==========================
Frequently Asked Questions
==========================

This page is a collection of FAQs.
If you have further questions and suggestions, please do not hesitate to add them to
our `Github discussion page about metatrain`_.

.. _Github discussion page about metatrain: https://github.com/metatensor/metatrain/discussions

Below are links to the sections:

Contents
--------

`Training troubleshooting`_

`General training concepts`_

`Citing us`_

Training troubleshooting
------------------------
.. _Training troubleshooting:

**Q: My training fails with an out of memory error, what can I do?**

**A:** This stems from loading a too large model or too many structures into memory at the same time. Try to reduce batch size or change the model size. Reducing the model size can be achieved by reducing the number of features or the cutoff radius. Refer to to the model docs for details.

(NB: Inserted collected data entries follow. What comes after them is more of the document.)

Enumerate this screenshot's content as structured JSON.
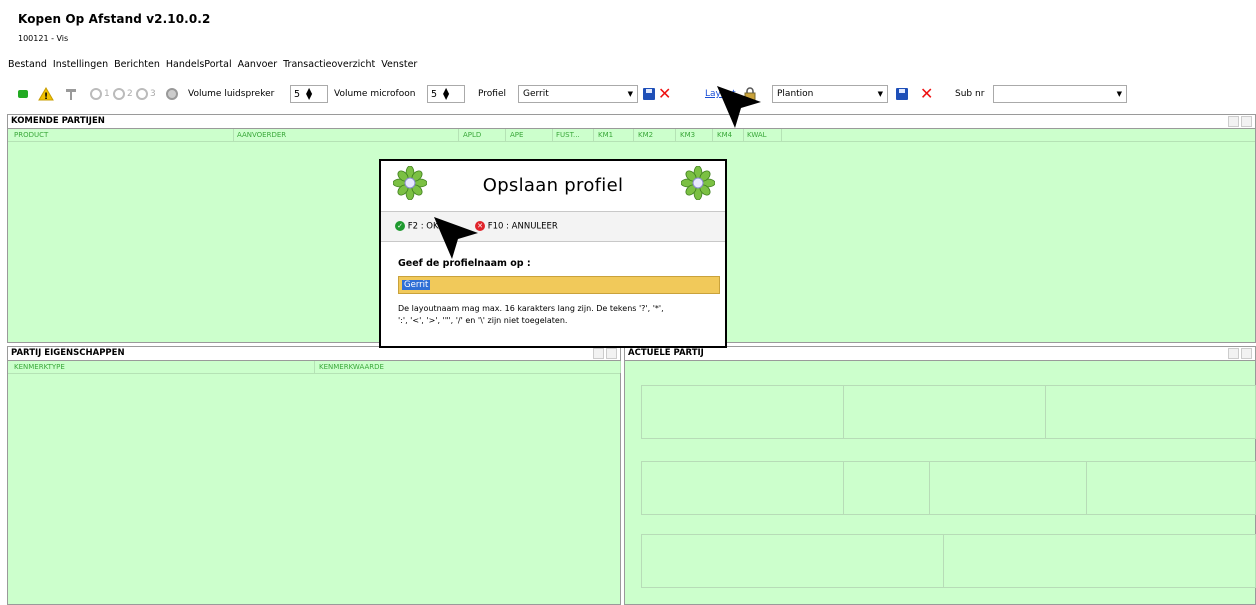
{
  "app": {
    "title": "Kopen Op Afstand v2.10.0.2",
    "subtitle": "100121 - Vis"
  },
  "menu": [
    "Bestand",
    "Instellingen",
    "Berichten",
    "HandelsPortal",
    "Aanvoer",
    "Transactieoverzicht",
    "Venster"
  ],
  "toolbar": {
    "status_icons": [
      "green-status-icon",
      "warning-icon",
      "hammer-icon",
      "clock-1-icon",
      "clock-2-icon",
      "clock-3-icon",
      "gear-icon"
    ],
    "clock_labels": [
      "1",
      "2",
      "3"
    ],
    "speaker_label": "Volume luidspreker",
    "speaker_value": "5",
    "mic_label": "Volume microfoon",
    "mic_value": "5",
    "profile_label": "Profiel",
    "profile_value": "Gerrit",
    "layout_link": "Layout",
    "layout_value": "Plantion",
    "subnr_label": "Sub nr",
    "subnr_value": ""
  },
  "panels": {
    "komende": {
      "title": "KOMENDE PARTIJEN",
      "columns": [
        "PRODUCT",
        "AANVOERDER",
        "APLD",
        "APE",
        "FUST...",
        "KM1",
        "KM2",
        "KM3",
        "KM4",
        "KWAL"
      ]
    },
    "eigenschappen": {
      "title": "PARTIJ EIGENSCHAPPEN",
      "columns": [
        "KENMERKTYPE",
        "KENMERKWAARDE"
      ]
    },
    "actuele": {
      "title": "ACTUELE PARTIJ"
    }
  },
  "dialog": {
    "title": "Opslaan profiel",
    "ok_label": "F2 : OK",
    "cancel_label": "F10 : ANNULEER",
    "prompt": "Geef de profielnaam op :",
    "input_value": "Gerrit",
    "help_line1": "De layoutnaam mag max. 16 karakters lang zijn. De tekens '?', '*',",
    "help_line2": "':', '<', '>', '\"', '/' en '\\' zijn niet toegelaten."
  },
  "colors": {
    "panel_bg": "#ccffcc",
    "accent_green": "#3aa83a",
    "input_bg": "#f1c95a",
    "selection": "#2f6fd6"
  }
}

**Q: My training is very slow, what can I do?**

**A:** There are several reasons why training can be slow. If possible,
try to reduce the dataset size or increase the batch size.
If available you can also try to run on a GPU, which significantly increases performance times.

**Q: My training is not converging, what can I do?**

**A:** First, please make sure that you dataset is computed consitently and converged to a reasonable accuracy.
Looking at a distribution of your energies per atom can help. Furthermore, outliers, such as large forces
complicate training, so looking at the distribution of the forces and removing structures with large forces
(e.g. all structures with forces with an absolute force > 20 eV/Å) from the dataset can help to stabilize training. For these tasks parity plots can be useful to find outliers.
See our :ref:`sphx_glr_examples_validation_parity_plot.py` for how to create them.

General training concepts
-------------------------
.. _General training concepts:

**Q: What cutoff radius should I use?**

**A:** The optimal cutoff radius depends on the type of system you are modeling.

In general, the cutoff should be large enough to include all physically relevant interactions
(e.g., chemical bonding and short-range correlations) but not so large that it adds unnecessary
computational cost. For istance around **4–6 Å** is a good value for most systems, but it can be
increased to **8-10 Å** for condensed phases you expect that correlation at larger distances are important. You can
then test convergence by gradually increasing the cutoff and monitoring whether your target quantities
(energies, forces, or other observables) change significantly.

Note that if you are using massage passing the effective cutoff extends beyond the nominal atomic cutoff.
For example, a model with a 5 Å cutoff and two message-passing layers (PET default hypers) can capture
correlations up to roughly 10 Å.

**Q: In what format should I provide my data?**

**A:** You can find everything on how to prepare your data in
:ref:`sphx_glr_examples_programmatic_data_preparation_data_preparation.py`.

**Q: How small should my errors be before I can use my model to run Molecular Dynamics simulations?**

**A:** This depends on your system, the temperature you want to run your MD and the
dataset you trained on. As rule of thumb, 5% error of the forces on the dataset can be considered good.
But please check the MD along the way if unphysical phenomena (e.g. explosion/implosion of the trajectory)
occur and continue traning and rewise your dataset if necessary.

**Q: How can I use a custom model architecture?**

**A:** You can add a new model architecture to metatrain, if you want to do so have a look at
:ref:`adding-new-architecture`. For adding a custom loss function have a look at :ref:`adding-new-loss`.

**Q: How can I visualize the results of my training?**

**A:** Every training run writes the train log into a csv file. You can use a simple python
script for e.g. parsing the losses.

**Q: How can I get uncertainties for my model?**

**A:** Have a look at the :ref:`LLPR tutorial <llprexample>`. It shows how to use models
with the last-layer prediction rigidity (`LLPR <LLPR_>`_) and local prediction rigidity (`LPR <LPR_>`_).

.. _LLPR: https://arxiv.org/html/2403.02251v1
.. _LPR: https://pubs.acs.org/doi/10.1021/acs.jctc.3c00704

**Q: How can I save and restart my training?**

**A:** Metatrain offers a convenient and automatic way to restart models from checkpoints.
Please have a look at :ref:`checkpoints` for details.

Citing us
---------
.. _Citing us:

**Q: How do I cite metatrain?**

**A:** Please follow the instructions on :ref:`this page <citingmetatrain>`.